Rose Lenore Sophia Blake and her mother Bonny Lee Bakley

“It wasn’t a loving relationship,” Braun told People. “He married her because she’s the mother of his daughter.” After the ceremony, the couple set up in different houses, with Bonny and Sophia staying in a bungalow behind Blake’s house. 

Bonny didn’t spend much time with Sophia, but her other daughter (Bonny had three other children from past relationships), Holly Gawron, said she was an excellent mom. “She was my best friend,” Holly said. “She supported me in anything I wanted to do.”

After Robert’s arrest, his older daughter legally adopted Lenore. Sophia lived away from her father but couldn’t escape the aftermath of her mom’s murder. Lenore told Good Morning America:

“I felt a bit like there were two parts of me. One of them is, you know, trying to kind of recover from what happened when I was young and trying to sort through the complicated family that I have. And then one of them is just a normal teenage girl.”

Eighteen years after the murder, Lenore decided to face it head-on: she reached out to Blake and visited her mother’s grave for the first time. Lenore said she and Blake talked about her childhood memories and life growing up. 

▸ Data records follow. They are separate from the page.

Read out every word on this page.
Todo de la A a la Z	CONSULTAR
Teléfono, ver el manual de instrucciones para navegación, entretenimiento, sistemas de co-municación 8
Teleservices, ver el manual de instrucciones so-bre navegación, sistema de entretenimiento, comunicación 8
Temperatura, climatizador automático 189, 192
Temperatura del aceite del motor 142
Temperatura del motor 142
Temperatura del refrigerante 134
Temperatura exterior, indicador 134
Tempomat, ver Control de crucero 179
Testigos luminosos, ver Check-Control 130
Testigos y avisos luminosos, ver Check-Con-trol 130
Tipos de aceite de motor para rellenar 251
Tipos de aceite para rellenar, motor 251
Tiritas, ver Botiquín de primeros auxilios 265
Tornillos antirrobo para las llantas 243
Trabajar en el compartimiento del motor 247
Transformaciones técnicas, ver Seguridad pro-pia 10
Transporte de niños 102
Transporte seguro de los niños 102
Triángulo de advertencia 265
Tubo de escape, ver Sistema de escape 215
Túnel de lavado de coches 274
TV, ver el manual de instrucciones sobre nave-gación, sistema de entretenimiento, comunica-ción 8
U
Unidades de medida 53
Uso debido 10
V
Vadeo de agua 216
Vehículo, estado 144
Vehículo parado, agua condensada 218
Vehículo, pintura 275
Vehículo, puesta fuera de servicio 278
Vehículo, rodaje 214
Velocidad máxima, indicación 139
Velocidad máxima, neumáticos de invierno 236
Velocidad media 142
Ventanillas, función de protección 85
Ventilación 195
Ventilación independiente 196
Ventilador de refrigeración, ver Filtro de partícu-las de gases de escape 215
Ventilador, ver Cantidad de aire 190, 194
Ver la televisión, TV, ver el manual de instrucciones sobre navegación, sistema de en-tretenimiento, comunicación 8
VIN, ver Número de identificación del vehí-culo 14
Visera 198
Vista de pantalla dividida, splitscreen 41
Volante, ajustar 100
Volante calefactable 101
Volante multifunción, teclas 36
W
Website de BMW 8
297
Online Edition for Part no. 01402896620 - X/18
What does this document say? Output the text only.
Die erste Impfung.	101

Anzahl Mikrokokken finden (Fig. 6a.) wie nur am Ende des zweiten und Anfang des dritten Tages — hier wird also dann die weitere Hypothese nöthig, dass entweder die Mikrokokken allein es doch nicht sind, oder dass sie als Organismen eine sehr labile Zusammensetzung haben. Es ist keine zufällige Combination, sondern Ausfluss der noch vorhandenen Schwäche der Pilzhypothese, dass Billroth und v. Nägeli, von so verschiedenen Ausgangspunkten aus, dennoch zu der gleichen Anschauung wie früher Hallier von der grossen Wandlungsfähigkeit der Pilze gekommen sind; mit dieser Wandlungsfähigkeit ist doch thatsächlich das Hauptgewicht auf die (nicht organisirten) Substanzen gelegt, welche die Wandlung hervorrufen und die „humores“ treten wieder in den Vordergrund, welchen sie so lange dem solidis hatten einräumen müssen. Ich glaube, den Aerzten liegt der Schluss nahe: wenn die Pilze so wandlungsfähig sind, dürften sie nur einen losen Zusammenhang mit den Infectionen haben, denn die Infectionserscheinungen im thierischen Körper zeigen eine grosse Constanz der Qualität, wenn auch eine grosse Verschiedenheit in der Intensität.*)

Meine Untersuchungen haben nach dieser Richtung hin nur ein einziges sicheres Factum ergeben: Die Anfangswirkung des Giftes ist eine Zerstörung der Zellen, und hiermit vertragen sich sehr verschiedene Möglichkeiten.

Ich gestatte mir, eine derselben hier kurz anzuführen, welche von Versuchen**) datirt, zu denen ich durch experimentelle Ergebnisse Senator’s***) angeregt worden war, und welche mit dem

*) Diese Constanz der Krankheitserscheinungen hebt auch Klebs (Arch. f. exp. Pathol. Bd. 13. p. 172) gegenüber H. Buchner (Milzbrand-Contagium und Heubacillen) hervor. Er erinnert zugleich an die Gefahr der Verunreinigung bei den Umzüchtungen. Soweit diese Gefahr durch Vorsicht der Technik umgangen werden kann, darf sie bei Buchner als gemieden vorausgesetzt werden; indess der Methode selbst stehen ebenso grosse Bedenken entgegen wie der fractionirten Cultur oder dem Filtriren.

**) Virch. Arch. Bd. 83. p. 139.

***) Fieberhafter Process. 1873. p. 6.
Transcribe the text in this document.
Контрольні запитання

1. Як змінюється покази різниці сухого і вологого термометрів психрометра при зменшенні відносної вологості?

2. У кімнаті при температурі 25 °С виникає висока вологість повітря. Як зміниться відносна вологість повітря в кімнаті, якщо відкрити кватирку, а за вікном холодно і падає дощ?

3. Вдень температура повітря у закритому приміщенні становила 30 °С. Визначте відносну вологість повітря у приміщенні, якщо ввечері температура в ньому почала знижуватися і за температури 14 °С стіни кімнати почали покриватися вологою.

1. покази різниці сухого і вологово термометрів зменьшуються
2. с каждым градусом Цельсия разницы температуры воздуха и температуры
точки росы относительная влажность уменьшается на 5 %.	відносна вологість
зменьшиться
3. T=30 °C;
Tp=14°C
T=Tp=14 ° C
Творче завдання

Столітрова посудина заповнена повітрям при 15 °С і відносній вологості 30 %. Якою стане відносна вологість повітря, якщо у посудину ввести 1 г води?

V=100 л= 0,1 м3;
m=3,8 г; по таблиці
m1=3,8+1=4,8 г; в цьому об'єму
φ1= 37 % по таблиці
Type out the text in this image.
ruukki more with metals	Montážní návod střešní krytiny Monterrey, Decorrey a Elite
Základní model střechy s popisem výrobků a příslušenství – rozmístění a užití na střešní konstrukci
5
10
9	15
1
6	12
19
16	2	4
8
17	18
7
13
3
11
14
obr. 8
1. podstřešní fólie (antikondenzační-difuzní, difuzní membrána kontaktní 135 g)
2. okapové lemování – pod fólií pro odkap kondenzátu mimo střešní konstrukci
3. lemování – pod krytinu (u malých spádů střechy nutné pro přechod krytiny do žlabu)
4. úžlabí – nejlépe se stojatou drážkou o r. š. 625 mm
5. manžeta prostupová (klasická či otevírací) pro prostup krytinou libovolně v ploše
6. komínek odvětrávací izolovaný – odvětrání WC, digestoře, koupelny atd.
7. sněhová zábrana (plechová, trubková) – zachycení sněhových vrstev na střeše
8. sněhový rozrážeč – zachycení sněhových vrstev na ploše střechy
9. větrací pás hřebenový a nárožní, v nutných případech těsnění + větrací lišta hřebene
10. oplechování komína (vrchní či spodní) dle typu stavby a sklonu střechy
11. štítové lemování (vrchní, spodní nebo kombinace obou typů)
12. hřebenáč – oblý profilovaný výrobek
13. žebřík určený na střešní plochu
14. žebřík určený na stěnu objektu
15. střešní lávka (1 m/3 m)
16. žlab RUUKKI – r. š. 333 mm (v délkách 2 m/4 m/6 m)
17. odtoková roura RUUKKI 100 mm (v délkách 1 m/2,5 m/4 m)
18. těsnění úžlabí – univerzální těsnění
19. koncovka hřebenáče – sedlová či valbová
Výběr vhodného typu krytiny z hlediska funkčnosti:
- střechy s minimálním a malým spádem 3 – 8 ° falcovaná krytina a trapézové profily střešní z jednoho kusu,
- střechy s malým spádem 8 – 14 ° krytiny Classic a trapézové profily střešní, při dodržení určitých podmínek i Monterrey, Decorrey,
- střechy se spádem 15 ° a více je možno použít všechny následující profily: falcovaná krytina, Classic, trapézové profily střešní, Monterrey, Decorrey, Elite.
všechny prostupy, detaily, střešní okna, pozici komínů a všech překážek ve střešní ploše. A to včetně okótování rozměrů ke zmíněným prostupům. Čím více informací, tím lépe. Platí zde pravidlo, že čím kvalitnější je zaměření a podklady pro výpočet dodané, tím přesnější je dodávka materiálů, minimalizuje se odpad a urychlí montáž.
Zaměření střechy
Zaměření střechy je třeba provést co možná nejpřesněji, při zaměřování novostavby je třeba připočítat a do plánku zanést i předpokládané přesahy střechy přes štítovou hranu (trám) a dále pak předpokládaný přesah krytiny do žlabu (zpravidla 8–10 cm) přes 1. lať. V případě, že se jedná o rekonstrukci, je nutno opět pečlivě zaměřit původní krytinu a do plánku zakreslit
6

However, she specifically asked her father not to talk about the killing and subsequent trial. She’s open to knowing the truth, but she wasn’t ready to discuss the crime at the time. Lenore said:

“I just kind of told him that I am not really there yet. I don’t want to know the answers yet. I feel like anyone would want to know the answer … I think I’ve gone 19 years not knowing. If all of a sudden I knew whether or not he killed her, that would be shocking.”